Il jubila... Il me défonça avec une violence incroyable et le plaisir monta en moi en flèche. Totalement époustouflée par une jouissance que je ne connaissais pas, je le laissai se tendre et hurler en éjaculant dans ma chatte. Je criai moi-même, en transe, soumise, conquise par cette puissance incroyable de mon baiseur. Il recula ensuite, heureux, hilare. Il contempla son jus dégouliner de mon trou béant.


— C’est pas fini, puta !


Je pensais alors qu’il allait m’enculer… mais non. Il attrapa son portable et il appela quelqu’un. Il parla en espagnol et je ne compris pas un traître mot de la conversation mais cela était bien joyeux, dans le ton en tout cas.

Xavier ? Rien à faire à ce moment-là. j’étais...conquise par cette situation sordide, ma condition de salope, disons-le ! Je venais de jouir et j’attendais plus. Bien plus. Cette queue énorme et luisante de son sperme et de ma mouille avait déclenché un truc en moi...inexplicable !


— Tu vas aller voir José dans sa chambre...


Mon cœur passa d’un coup à deux cents. Le truc impensable, horrible...Alors je me levais, électrique... et j’obtempérai.


Le jus du type dégoulinait sur mes cuisses quand je quittai la chambre, chancelante. Mes escarpins me donnaient la démarche d’une vraie pute qui allait au taf…

j’eus un regard inquiet, à peine une seconde, vers notre chambre. Le type derrière moi me suivait, hilare. Il frappa lui-même à la porte de José qui ouvrit aussitôt, excité. Simplement vêtu d’un slip, bedonnant, la soixantaine, il regarda avec gourmandise mon corps offert que je ne tentais plus de cacher. Il parla en espagnol à mon baiseur, ils explosèrent de rire puis il me fit signe d’entrer. Mon baiseur rentra dans sa chambre en m’abandonnant comme une poubelle sur le trottoir.

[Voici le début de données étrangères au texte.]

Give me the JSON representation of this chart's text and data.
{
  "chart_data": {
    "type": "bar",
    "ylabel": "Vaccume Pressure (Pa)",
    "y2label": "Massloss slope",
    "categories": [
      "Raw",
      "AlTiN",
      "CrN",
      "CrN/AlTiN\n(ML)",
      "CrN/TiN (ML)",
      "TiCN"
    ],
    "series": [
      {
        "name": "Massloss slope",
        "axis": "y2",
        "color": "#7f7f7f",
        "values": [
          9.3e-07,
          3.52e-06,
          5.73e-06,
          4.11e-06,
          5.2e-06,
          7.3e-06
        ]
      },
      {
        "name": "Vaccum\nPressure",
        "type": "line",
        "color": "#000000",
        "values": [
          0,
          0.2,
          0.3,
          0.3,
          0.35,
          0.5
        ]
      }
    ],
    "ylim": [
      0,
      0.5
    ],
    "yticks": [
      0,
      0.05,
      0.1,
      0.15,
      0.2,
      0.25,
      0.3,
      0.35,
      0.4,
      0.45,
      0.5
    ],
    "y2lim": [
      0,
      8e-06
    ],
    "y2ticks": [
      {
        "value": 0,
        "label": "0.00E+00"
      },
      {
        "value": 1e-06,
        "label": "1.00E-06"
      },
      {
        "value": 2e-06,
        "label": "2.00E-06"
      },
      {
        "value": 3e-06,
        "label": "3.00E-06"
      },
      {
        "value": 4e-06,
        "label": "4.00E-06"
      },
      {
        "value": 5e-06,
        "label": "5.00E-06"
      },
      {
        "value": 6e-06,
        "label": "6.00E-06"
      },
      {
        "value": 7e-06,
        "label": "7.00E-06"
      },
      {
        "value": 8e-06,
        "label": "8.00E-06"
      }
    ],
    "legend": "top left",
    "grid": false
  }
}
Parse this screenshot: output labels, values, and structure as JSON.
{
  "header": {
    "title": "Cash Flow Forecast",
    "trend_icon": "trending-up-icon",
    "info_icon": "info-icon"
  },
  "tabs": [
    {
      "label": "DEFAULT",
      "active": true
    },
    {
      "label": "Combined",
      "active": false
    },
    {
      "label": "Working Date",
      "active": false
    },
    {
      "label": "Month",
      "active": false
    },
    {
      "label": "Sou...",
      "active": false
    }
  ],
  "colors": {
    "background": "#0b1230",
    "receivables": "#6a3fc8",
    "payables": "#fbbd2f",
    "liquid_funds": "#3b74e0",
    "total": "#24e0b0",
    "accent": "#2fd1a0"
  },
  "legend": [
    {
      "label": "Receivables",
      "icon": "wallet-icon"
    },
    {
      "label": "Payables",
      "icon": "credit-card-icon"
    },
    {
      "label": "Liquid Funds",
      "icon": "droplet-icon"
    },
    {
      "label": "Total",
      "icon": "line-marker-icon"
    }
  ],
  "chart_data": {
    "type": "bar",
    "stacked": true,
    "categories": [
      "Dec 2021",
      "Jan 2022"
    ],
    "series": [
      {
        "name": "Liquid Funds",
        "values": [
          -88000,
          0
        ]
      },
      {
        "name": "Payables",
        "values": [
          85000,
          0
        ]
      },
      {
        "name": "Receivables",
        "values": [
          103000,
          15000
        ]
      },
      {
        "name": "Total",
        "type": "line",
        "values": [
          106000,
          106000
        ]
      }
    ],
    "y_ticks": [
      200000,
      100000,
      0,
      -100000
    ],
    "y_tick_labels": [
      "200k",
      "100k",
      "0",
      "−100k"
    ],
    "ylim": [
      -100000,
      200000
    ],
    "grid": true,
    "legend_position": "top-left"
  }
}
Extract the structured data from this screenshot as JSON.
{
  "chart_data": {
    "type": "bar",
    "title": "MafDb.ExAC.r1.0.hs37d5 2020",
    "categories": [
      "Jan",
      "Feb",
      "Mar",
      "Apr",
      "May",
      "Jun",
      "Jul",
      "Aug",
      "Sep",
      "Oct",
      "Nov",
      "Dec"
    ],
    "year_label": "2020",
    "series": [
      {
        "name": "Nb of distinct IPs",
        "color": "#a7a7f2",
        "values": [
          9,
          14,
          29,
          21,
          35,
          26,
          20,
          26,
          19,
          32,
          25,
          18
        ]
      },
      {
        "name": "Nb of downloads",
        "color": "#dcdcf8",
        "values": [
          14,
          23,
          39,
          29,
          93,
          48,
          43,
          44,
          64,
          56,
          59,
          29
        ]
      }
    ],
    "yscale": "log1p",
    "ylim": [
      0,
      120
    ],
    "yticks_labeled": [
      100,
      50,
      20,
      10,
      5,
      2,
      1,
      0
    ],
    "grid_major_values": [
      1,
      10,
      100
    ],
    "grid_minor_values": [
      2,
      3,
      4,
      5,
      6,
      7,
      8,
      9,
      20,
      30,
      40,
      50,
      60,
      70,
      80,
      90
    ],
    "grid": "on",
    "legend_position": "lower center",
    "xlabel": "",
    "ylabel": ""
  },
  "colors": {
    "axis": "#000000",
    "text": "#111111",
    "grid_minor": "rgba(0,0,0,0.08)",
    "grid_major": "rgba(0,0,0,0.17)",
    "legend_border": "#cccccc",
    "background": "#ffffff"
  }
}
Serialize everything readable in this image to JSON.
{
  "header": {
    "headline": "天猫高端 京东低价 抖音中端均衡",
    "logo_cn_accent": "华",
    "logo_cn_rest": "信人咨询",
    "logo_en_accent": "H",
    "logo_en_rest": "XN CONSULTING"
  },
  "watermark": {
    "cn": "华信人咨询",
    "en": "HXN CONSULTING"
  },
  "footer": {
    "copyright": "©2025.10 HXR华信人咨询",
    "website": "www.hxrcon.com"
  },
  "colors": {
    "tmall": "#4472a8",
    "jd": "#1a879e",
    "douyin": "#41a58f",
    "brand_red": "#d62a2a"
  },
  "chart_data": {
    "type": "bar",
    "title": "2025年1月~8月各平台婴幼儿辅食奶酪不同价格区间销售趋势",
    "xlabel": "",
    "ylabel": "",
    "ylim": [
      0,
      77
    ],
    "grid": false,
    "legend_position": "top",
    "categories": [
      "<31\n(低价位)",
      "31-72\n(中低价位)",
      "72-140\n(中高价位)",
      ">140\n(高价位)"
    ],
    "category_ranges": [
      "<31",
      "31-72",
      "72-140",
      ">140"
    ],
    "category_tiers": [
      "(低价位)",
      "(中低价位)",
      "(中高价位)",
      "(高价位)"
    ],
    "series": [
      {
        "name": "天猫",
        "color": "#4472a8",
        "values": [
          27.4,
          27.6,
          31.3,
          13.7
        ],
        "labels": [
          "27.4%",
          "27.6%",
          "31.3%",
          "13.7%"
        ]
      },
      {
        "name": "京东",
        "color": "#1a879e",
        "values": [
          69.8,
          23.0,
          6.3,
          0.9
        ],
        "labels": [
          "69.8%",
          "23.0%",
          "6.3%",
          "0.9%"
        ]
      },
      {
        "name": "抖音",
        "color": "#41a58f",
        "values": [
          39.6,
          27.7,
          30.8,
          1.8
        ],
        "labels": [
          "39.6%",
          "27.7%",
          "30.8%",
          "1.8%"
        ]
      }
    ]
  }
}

j’étais nue, en émoi…. l’homme baissa son slip et une grosse bite poilu se dressa.

Il exigea par des gestes explicites que je me mette à genou et que je le suce.

j’obéissai encore. Je pompai cette grosse queue en écartant les cuisses comme une salope. l’homme accéléra la cadence et il me défonça la bouche. En un instant, il me souleva par les épaules et il me jeta sur le lit ; il me positionna sans résistance de ma part en levrette et son gros gland entra d’un coup dans ma chatte déjà bien lubrifiée. Il s’acharna dans mon intimité en gueulant en espagnol, en m’insultant, certainement, et me claquant les fesses avec violence. Le plaisir qui me faisait accepter tout cela et qui affleurait depuis le début remonta en flèche. Ma chatte coulissa toute seul sur cette bite très dure. l’homme se retira d’un coup puis il m’encula...d’un coup. Ce la entra assez facilement. Xavier m’enculait aussi… en y ajoutant une bonne dose d’un plaisir que je connaissais pas, la bite se fraya un passage sans obstacle dans mon fondement. j’étais une vraie putain ! l’homme lamina mon cul pendant dix minutes puis il se contracta et il lâcha sa sauce bien au fond de mon trou de dépravée.

Pendant que je récupérai, je l’entendis parler un long moment. Il avait attrapé son portable et il conversait avec quelqu’un. En espagnol, bien sûr. Il rigola puis il me claque les fesses en raccrochant.


— Allez ! Pas fini !


Je me levai, le cul endolori mais les sens exaltés par cette soumission à des inconnus.

José ouvrit la porte de sa chambre et il indiqua le couloir. Je pensais alors qu’il voulait que je retourne voir le premier gars… mais une fois dans le couloir, un homme aussi laid et vieux que les deux premiers et déjà à poil m’attendait à dix mètres.

Il me fit signe de venir. Mes pas me menèrent sans chanceler jusqu’à lui et bien au contraire, mon cul se dandina comme celui d’une prostituée qui allait chercher le client. l’homme me mata de la tête aux pieds en riant. Il dressa son pouce à l’attention de José puis il me poussa dans sa chambre.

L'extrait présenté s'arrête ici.